The canonical namespace

Use transform.shape and transform.deduplicate for new contracts. The top-level shape shortcut remains convenient, but the transform namespace makes room for future transformation families.

transform:
  shape:
    parse_json:
      - column: raw_response
        alias: payload
        schema: "STRUCT<events:ARRAY<STRUCT<id:STRING,title:STRING>>>"
    arrays:
      - path: payload.events
        mode: explode_outer
        alias: event
    columns:
      event.id:
        alias: event_id
        cast: STRING
      event.title:
        alias: event_title
        cast: STRING
  deduplicate:
    keys: [event_id]
    order_by: ingestion_ts_utc DESC NULLS LAST

Design principles

Explicit schema

Parsing JSON requires Spark DDL. Avoid relying on runtime inference for important contracts.
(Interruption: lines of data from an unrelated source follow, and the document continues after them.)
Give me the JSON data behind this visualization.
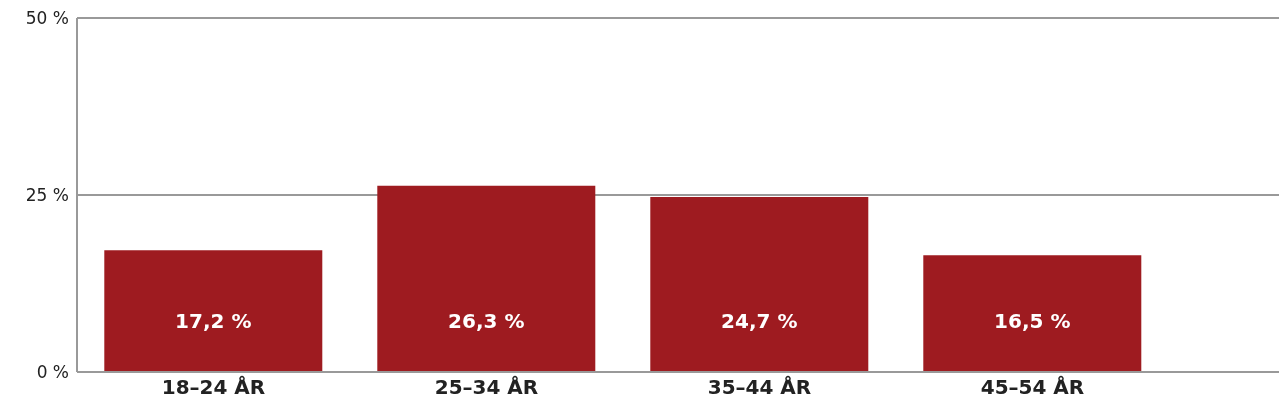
{
  "chart_data": {
    "type": "bar",
    "categories": [
      "18–24 ÅR",
      "25–34 ÅR",
      "35–44 ÅR",
      "45–54 ÅR"
    ],
    "values": [
      17.2,
      26.3,
      24.7,
      16.5
    ],
    "color": "#9e1b20",
    "value_labels": [
      "17,2 %",
      "26,3 %",
      "24,7 %",
      "16,5 %"
    ],
    "ylim": [
      0,
      50
    ],
    "yticks": [
      {
        "value": 0,
        "label": "0 %"
      },
      {
        "value": 25,
        "label": "25 %"
      },
      {
        "value": 50,
        "label": "50 %"
      }
    ],
    "grid": "y",
    "legend": false
  }
}
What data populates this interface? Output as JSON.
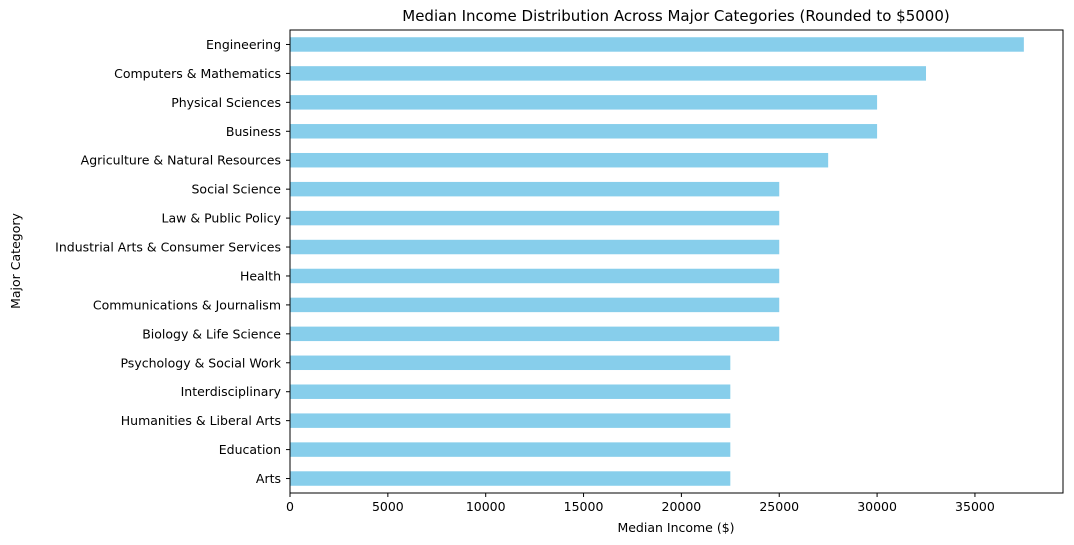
{
  "chart_data": {
    "type": "bar",
    "orientation": "horizontal",
    "title": "Median Income Distribution Across Major Categories (Rounded to $5000)",
    "xlabel": "Median Income ($)",
    "ylabel": "Major Category",
    "xlim": [
      0,
      39500
    ],
    "xticks": [
      0,
      5000,
      10000,
      15000,
      20000,
      25000,
      30000,
      35000
    ],
    "grid": false,
    "bar_color": "#87ceeb",
    "categories": [
      "Engineering",
      "Computers & Mathematics",
      "Physical Sciences",
      "Business",
      "Agriculture & Natural Resources",
      "Social Science",
      "Law & Public Policy",
      "Industrial Arts & Consumer Services",
      "Health",
      "Communications & Journalism",
      "Biology & Life Science",
      "Psychology & Social Work",
      "Interdisciplinary",
      "Humanities & Liberal Arts",
      "Education",
      "Arts"
    ],
    "values": [
      37500,
      32500,
      30000,
      30000,
      27500,
      25000,
      25000,
      25000,
      25000,
      25000,
      25000,
      22500,
      22500,
      22500,
      22500,
      22500
    ]
  }
}
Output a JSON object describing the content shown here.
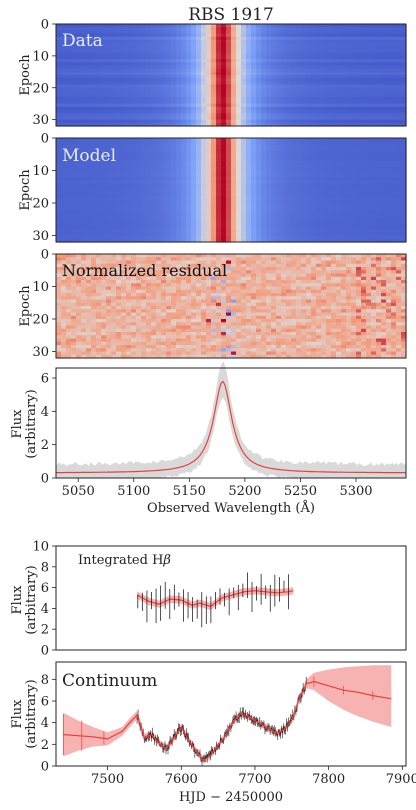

Cardinality is intentional

Explode operations change row counts. Bronze blocks unsafe cardinality changes unless explicitly allowed.

Columns are projections

When columns is declared, only declared aliases remain as business columns.

Connectors stay neutral

Business structuring belongs in transformations, not in connector-specific workarounds.

Shape field reference

The shape contract runs after the source connector and before quality rules and write modes. It is intended for physical normalization of nested or semi-structured records, not for business aggregation.

FieldTypeRequiredBehavior
parse_jsonlistNoParses declared string columns with an explicit Spark DDL schema using from_json.
parse_json[].columnstringYesSource string column or nested string path to parse.
parse_json[].schemastringYesSpark DDL schema. Use STRUCT<...>, ARRAY<...> or any valid Spark data type accepted by from_json.
parse_json[].aliasstringNoOutput column. Required when parsing a nested path. Must be a simple top-level column name.
parse_json[].drop_sourcebooleanNoDrops the original source column after parsing. Only supported for top-level source columns.
flatten.enabledbooleanNoFlattens struct fields into top-level columns.
flatten.separatorstringNoSeparator used in generated column names. Default behavior follows the implementation default.
flatten.max_depthintegerNoMaximum struct nesting depth to flatten.
flatten.includelistNoTop-level struct columns to flatten. Other columns are kept as-is.
flatten.excludelistNoPaths to exclude from flattening.
zip_arrayslistNoCombines parallel arrays into one array of structs before exploding.
zip_arrays[].aliasstringYesOutput array column containing structs.
zip_arrays[].columnsmapYesMap of source array path to output struct field name. Requires at least two arrays.
arrayslistNoTransforms arrays by keeping, serializing, sizing, taking first element or exploding.
arrays[].pathstringYesArray path. Use dot notation; do not use [] syntax.
arrays[].modeenumNokeep, to_json, size, first, explode or explode_outer.
arrays[].aliasstringNoOutput column. Required implicitly for cardinality-changing modes when no default alias is desired.
arrays[].allow_cartesianbooleanNoAllows multiple sibling explodes that may multiply rows. Default protects against accidental Cartesian expansion.
columnsmapNoFinal projection. When declared, only projected columns are kept.
columns.<path>.aliasstringNoOutput column. Defaults to the path with dots replaced by underscores when no expression is used.
columns.<path>.caststringNoSpark SQL type used to cast the projected expression.
columns.<path>.expressionstringNoSpark SQL expression. Requires an explicit alias.
allow_cardinality_change_on_bronzebooleanNoAllows explode/explode_outer in bronze contracts when the contract intentionally changes row cardinality.

Parallel arrays

Use zip_arrays before exploding when an API returns multiple arrays that represent aligned observations.

transform:
  shape:
    zip_arrays:
      - alias: hourly_observation
        arrays:
          time: payload.hourly.time
          temperature: payload.hourly.temperature_2m
          humidity: payload.hourly.relative_humidity_2m
    arrays:
      - path: hourly_observation
        mode: explode_outer
        alias: observation

Example patterns

NASA EONET

Raw REST JSON to rows

The REST connector captures raw JSON, parse_json applies an explicit DDL schema, and array explosion turns events into silver records.

Open-Meteo

Parallel arrays

Hourly weather responses return aligned arrays. zip_arrays preserves positional meaning before exploding.

USGS earthquakes

Nested structs and coordinates

Struct fields and array indexes can be projected declaratively, keeping notebooks free of Spark column plumbing.

Blob/S3 files

Schema first

Explicit file schemas plus transform.deduplicate make object storage examples deterministic and reviewable.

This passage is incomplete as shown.